In putting off West Station, MassDOT is on the verge of making a colossal mistake. The state says it needs to start dealing with the aging viaduct and doesn’t have the money for the station; the City of Boston is waiting on Harvard to clear up its plans; and Harvard says that, with the Allston site tied up in construction for the next eight to 10 years, it’s too early to know how all that land might develop.
Yet, as the traffic in Boston’s burgeoning Seaport District makes depressingly clear, transit delayed is transit denied. Without a clear commitment up front to build West Station, the highway project may lock in a lower-density development pattern that limits the economic value of the Allston property. But with a strong transportation network in place at the outset, the potential is endless.

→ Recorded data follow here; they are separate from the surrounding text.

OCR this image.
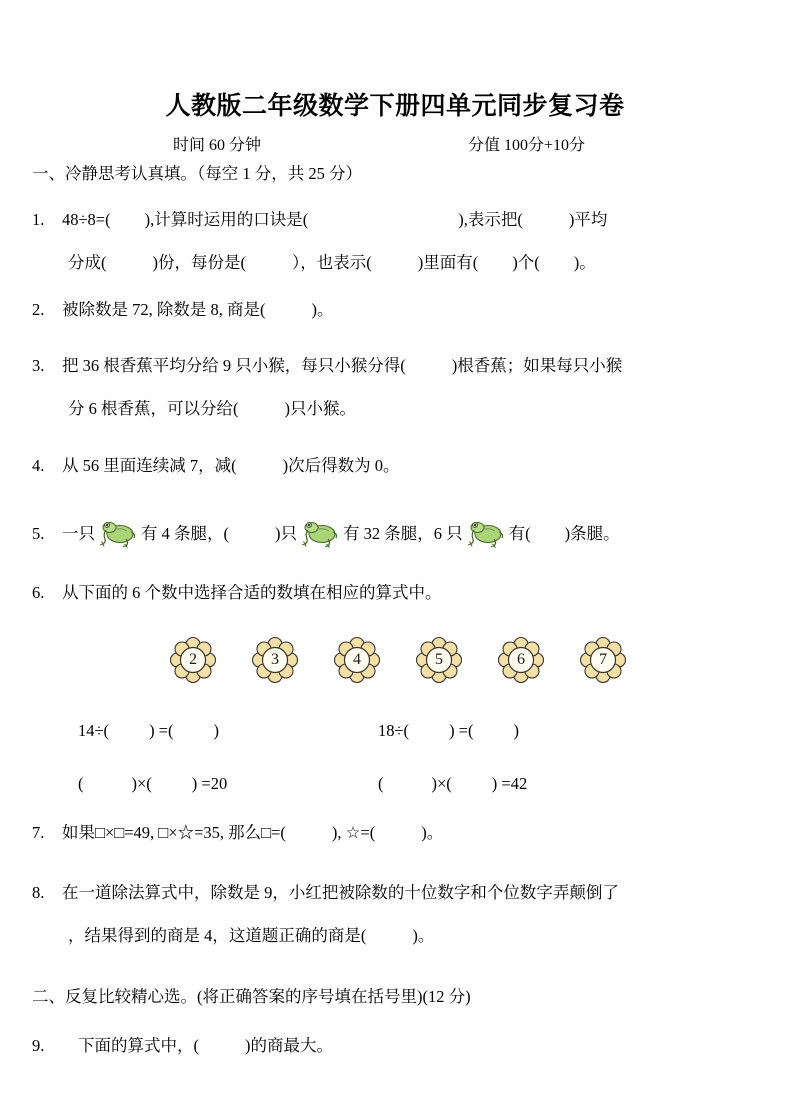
人教版二年级数学下册四单元同步复习卷
时间 60 分钟	分值 100分+10分
一、冷静思考认真填。（每空 1 分，共 25 分）
1. 48÷8=( ),计算时运用的口诀是(	),表示把(	)平均
分成(	)份，每份是(	），也表示(	)里面有( )个( )。
2. 被除数是 72, 除数是 8, 商是(	)。
3. 把 36 根香蕉平均分给 9 只小猴，每只小猴分得(	)根香蕉；如果每只小猴
分 6 根香蕉，可以分给(	)只小猴。
4. 从 56 里面连续减 7，减(	)次后得数为 0。
5. 一只	有 4 条腿，(	)只	有 32 条腿，6 只	有( )条腿。
6. 从下面的 6 个数中选择合适的数填在相应的算式中。
2	3	4	5	6	7
14÷( ) =( )	18÷( ) =( )
(	)×( ) =20	(	)×( ) =42
7. 如果□×□=49, □×☆=35, 那么□=(	), ☆=(	)。
8. 在一道除法算式中，除数是 9，小红把被除数的十位数字和个位数字弄颠倒了
，结果得到的商是 4，这道题正确的商是(	)。
二、反复比较精心选。(将正确答案的序号填在括号里)(12 分)
9. 下面的算式中，(	)的商最大。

Harvard officials have noted that the school has already invested hundreds of millions of dollars in the Allston project. The option of replacing highway ramps with a transit-rich employment hub only opened up because the school endured long, complex negotiations with the state, the railroad company CSX Transportation, and others. That’s laudable, but it only underscores Harvard’s power to end the current impasse.
It’s easy enough to imagine creative financing schemes — for instance, a special taxing district on the Allston land — that would keep West Station moving along without too much pain to the university. Plus, if Harvard committed more money, it might also jar loose further contributions from Boston University, which previously pledged about $8 million, and other sources. And it would surely promote better relations with neighbors in Allston.
In general, the Greater Boston region, which might otherwise have become the eastern end of the Rust Belt, shouldn’t take its universities for granted. Yet there are some problems that only an institution like Harvard can solve. It would be a shame if the university stood aside as a major transit hub — the key to an urban vision for Allston — fell victim to bureaucratic inertia.